I have a DataFrame, and a list of key words, how can I extract matched words from the Text in the DataFrame. Can anyone help? Thank you!
** DataFrame**
df = pd.DataFrame({'ID':range(1,6), 'text':['red blue', 'bbb', 'rrrr blue', 'yyy b', 'ed yye']})
** key word list **
kword = ['red', 'rrrr']
I have tried following:
keyword = r"keyword.csv"
kword = pd.read_csv(keyword , encoding_errors='ignore')
Wrd_list = kword.values.tolist()
pattern = '|'.join(str(v) for v in Wrd_list)
filename = r"text.csv"
data = pd.read_csv(filename, encoding_errors='ignore')

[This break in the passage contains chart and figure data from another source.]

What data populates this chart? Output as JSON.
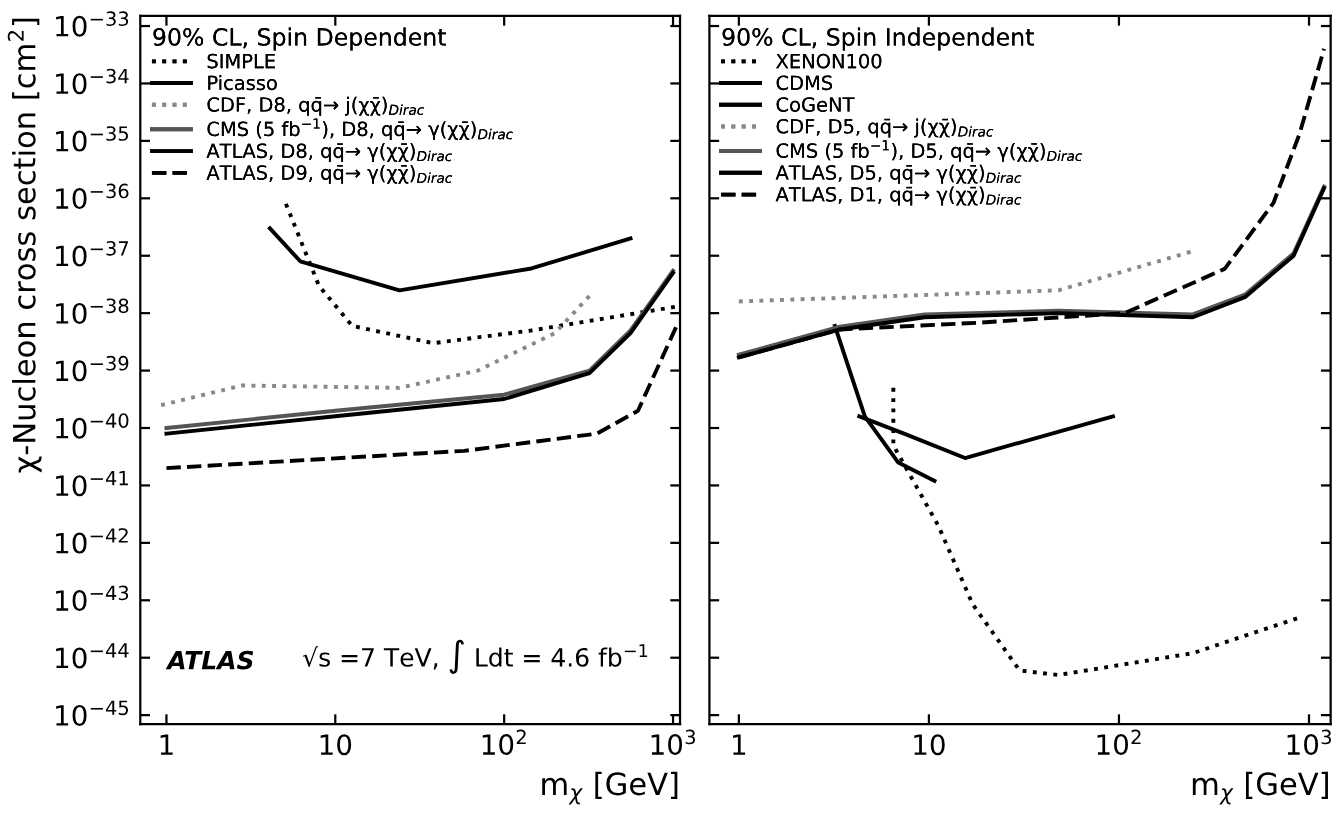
{
  "chart_data": [
    {
      "type": "line",
      "xlabel": "m$_{χ}$ [GeV]",
      "ylabel": "χ-Nucleon cross section [cm$^{2}$]",
      "log": "xy",
      "legend": "top left",
      "legend_title": "90% CL, Spin Dependent",
      "grid": false,
      "xlim": [
        0.7,
        1100
      ],
      "ylim": [
        7e-46,
        1.5e-33
      ],
      "xticks": [
        {
          "value": 1,
          "label": "1"
        },
        {
          "value": 10,
          "label": "10"
        },
        {
          "value": 100,
          "label": "10$^{2}$"
        },
        {
          "value": 1000,
          "label": "10$^{3}$"
        }
      ],
      "yticks": [
        {
          "value": 1e-45,
          "label": "10$^{−45}$"
        },
        {
          "value": 1e-44,
          "label": "10$^{−44}$"
        },
        {
          "value": 1e-43,
          "label": "10$^{−43}$"
        },
        {
          "value": 1e-42,
          "label": "10$^{−42}$"
        },
        {
          "value": 1e-41,
          "label": "10$^{−41}$"
        },
        {
          "value": 1e-40,
          "label": "10$^{−40}$"
        },
        {
          "value": 1e-39,
          "label": "10$^{−39}$"
        },
        {
          "value": 1e-38,
          "label": "10$^{−38}$"
        },
        {
          "value": 1e-37,
          "label": "10$^{−37}$"
        },
        {
          "value": 1e-36,
          "label": "10$^{−36}$"
        },
        {
          "value": 1e-35,
          "label": "10$^{−35}$"
        },
        {
          "value": 1e-34,
          "label": "10$^{−34}$"
        },
        {
          "value": 1e-33,
          "label": "10$^{−33}$"
        }
      ],
      "annotations": [
        "ATLAS",
        "√s =7 TeV, ∫ Ldt = 4.6 fb$^{−1}$"
      ],
      "series": [
        {
          "name": "SIMPLE",
          "color": "#000000",
          "line_style": "dotted",
          "x": [
            5.1,
            8,
            12.6,
            38,
            145,
            1050
          ],
          "values": [
            8e-37,
            3e-38,
            6e-39,
            3e-39,
            5e-39,
            1.3e-38
          ]
        },
        {
          "name": "Picasso",
          "color": "#000000",
          "line_style": "solid",
          "x": [
            4.1,
            6.2,
            24,
            145,
            560
          ],
          "values": [
            3e-37,
            8e-38,
            2.5e-38,
            6e-38,
            2e-37
          ]
        },
        {
          "name": "CDF, D8, qq̄→ j(χχ̄)$_{Dirac}$",
          "color": "#888888",
          "line_style": "dotted",
          "x": [
            0.93,
            2.8,
            24,
            70,
            200,
            330
          ],
          "values": [
            2.5e-40,
            5.5e-40,
            5e-40,
            1e-39,
            4.5e-39,
            2.2e-38
          ]
        },
        {
          "name": "CMS (5 fb$^{−1}$), D8, qq̄→ γ(χχ̄)$_{Dirac}$",
          "color": "#555555",
          "line_style": "solid",
          "x": [
            1,
            10,
            100,
            320,
            560,
            1000
          ],
          "values": [
            1e-40,
            2e-40,
            3.8e-40,
            1e-39,
            5e-39,
            5.5e-38
          ]
        },
        {
          "name": "ATLAS, D8, qq̄→ γ(χχ̄)$_{Dirac}$",
          "color": "#000000",
          "line_style": "solid",
          "x": [
            1,
            10,
            100,
            320,
            560,
            1000
          ],
          "values": [
            8e-41,
            1.6e-40,
            3.2e-40,
            9e-40,
            4.5e-39,
            5e-38
          ]
        },
        {
          "name": "ATLAS, D9, qq̄→ γ(χχ̄)$_{Dirac}$",
          "color": "#000000",
          "line_style": "dashed",
          "x": [
            1,
            58,
            355,
            620,
            1050
          ],
          "values": [
            2e-41,
            4e-41,
            8e-41,
            2e-40,
            6e-39
          ]
        }
      ]
    },
    {
      "type": "line",
      "xlabel": "m$_{χ}$ [GeV]",
      "log": "xy",
      "legend": "top left",
      "legend_title": "90% CL, Spin Independent",
      "grid": false,
      "tick_labels": "x",
      "xlim": [
        0.7,
        1300
      ],
      "ylim": [
        7e-46,
        1.5e-33
      ],
      "xticks": [
        {
          "value": 1,
          "label": "1"
        },
        {
          "value": 10,
          "label": "10"
        },
        {
          "value": 100,
          "label": "10$^{2}$"
        },
        {
          "value": 1000,
          "label": "10$^{3}$"
        }
      ],
      "yticks": [
        {
          "value": 1e-45,
          "label": null
        },
        {
          "value": 1e-44,
          "label": null
        },
        {
          "value": 1e-43,
          "label": null
        },
        {
          "value": 1e-42,
          "label": null
        },
        {
          "value": 1e-41,
          "label": null
        },
        {
          "value": 1e-40,
          "label": null
        },
        {
          "value": 1e-39,
          "label": null
        },
        {
          "value": 1e-38,
          "label": null
        },
        {
          "value": 1e-37,
          "label": null
        },
        {
          "value": 1e-36,
          "label": null
        },
        {
          "value": 1e-35,
          "label": null
        },
        {
          "value": 1e-34,
          "label": null
        },
        {
          "value": 1e-33,
          "label": null
        }
      ],
      "series": [
        {
          "name": "XENON100",
          "color": "#000000",
          "line_style": "dotted",
          "x": [
            6.5,
            6.5,
            11.2,
            17,
            30,
            48,
            245,
            890
          ],
          "values": [
            5e-40,
            5e-41,
            2e-42,
            8.5e-44,
            6e-45,
            5e-45,
            1.2e-44,
            5e-44
          ]
        },
        {
          "name": "CDMS",
          "color": "#000000",
          "line_style": "solid",
          "x": [
            4.3,
            7.4,
            15.5,
            93
          ],
          "values": [
            1.6e-40,
            8e-41,
            3e-41,
            1.6e-40
          ]
        },
        {
          "name": "CoGeNT",
          "color": "#000000",
          "line_style": "solid",
          "x": [
            3.2,
            4.6,
            6.9,
            10.7
          ],
          "values": [
            6e-39,
            1.6e-40,
            2.5e-41,
            1.2e-41
          ]
        },
        {
          "name": "CDF, D5, qq̄→ j(χχ̄)$_{Dirac}$",
          "color": "#888888",
          "line_style": "dotted",
          "x": [
            1,
            48,
            245
          ],
          "values": [
            1.6e-38,
            2.5e-38,
            1.2e-37
          ]
        },
        {
          "name": "CMS (5 fb$^{−1}$), D5, qq̄→ γ(χχ̄)$_{Dirac}$",
          "color": "#555555",
          "line_style": "solid",
          "x": [
            1,
            3.4,
            9.5,
            48,
            245,
            460,
            830,
            1200
          ],
          "values": [
            1.9e-39,
            5.8e-39,
            9.5e-39,
            1.1e-38,
            9.5e-39,
            2.1e-38,
            1.1e-37,
            1.6e-36
          ]
        },
        {
          "name": "ATLAS, D5, qq̄→ γ(χχ̄)$_{Dirac}$",
          "color": "#000000",
          "line_style": "solid",
          "x": [
            1,
            3.4,
            9.5,
            48,
            245,
            460,
            830,
            1200
          ],
          "values": [
            1.7e-39,
            5.2e-39,
            8.5e-39,
            1e-38,
            8.5e-39,
            1.9e-38,
            1e-37,
            1.5e-36
          ]
        },
        {
          "name": "ATLAS, D1, qq̄→ γ(χχ̄)$_{Dirac}$",
          "color": "#000000",
          "line_style": "dashed",
          "x": [
            1,
            3.4,
            18,
            107,
            360,
            650,
            890,
            1200
          ],
          "values": [
            1.7e-39,
            5.2e-39,
            6.8e-39,
            1e-38,
            5.9e-38,
            8.3e-37,
            1.3e-35,
            4e-34
          ]
        }
      ]
    }
  ]
}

df = pd.DataFrame(data, columns=["id", "Text"])
df['Match_Word'] = df['Text'].str.extract(f"({'|'.join(pattern)})")
but the output only kept the first letter, I tried to use extractall
function, it gave an error message:
0 R
1
2 R
3
4
5
My desired output should be:
0 red
1
2 rrrr
3
4
5
CodePudding user response:
You could use str.extract
to extract the relevant keywords; then fill the NaNs with empty strings:
df['text'] = df['text'].str.extract(f"({'|'.join(kword)})").fillna('')
Output:
ID text
0 1 red
1 2
2 3 rrrr
3 4
4 5
CodePudding user response:
Your code works fine. I think your issue is that you are getting wrong keyword pattern. Try adding header=None
to the kword csv.
import pandas as pd
keyword = "np-match/keyword.csv"
kword = pd.read_csv(keyword, encoding_errors="ignore", header=None)
Wrd_list = kword.values.tolist()
pattern = "|".join(str(v) for v in Wrd_list)
pattern = ["red", "rrr"]
filename = "np-match/text.csv"
data = pd.read_csv(filename, encoding_errors="ignore")
df = pd.DataFrame(data, columns=["id", "Text"])
df["Match_Word"] = df["Text"].str.extract(f"({'|'.join(pattern)})")
id Text Match_Word
0 1 red blue red
1 2 bbbb NaN
2 3 rrr blue rrr
3 4 yyyy NaN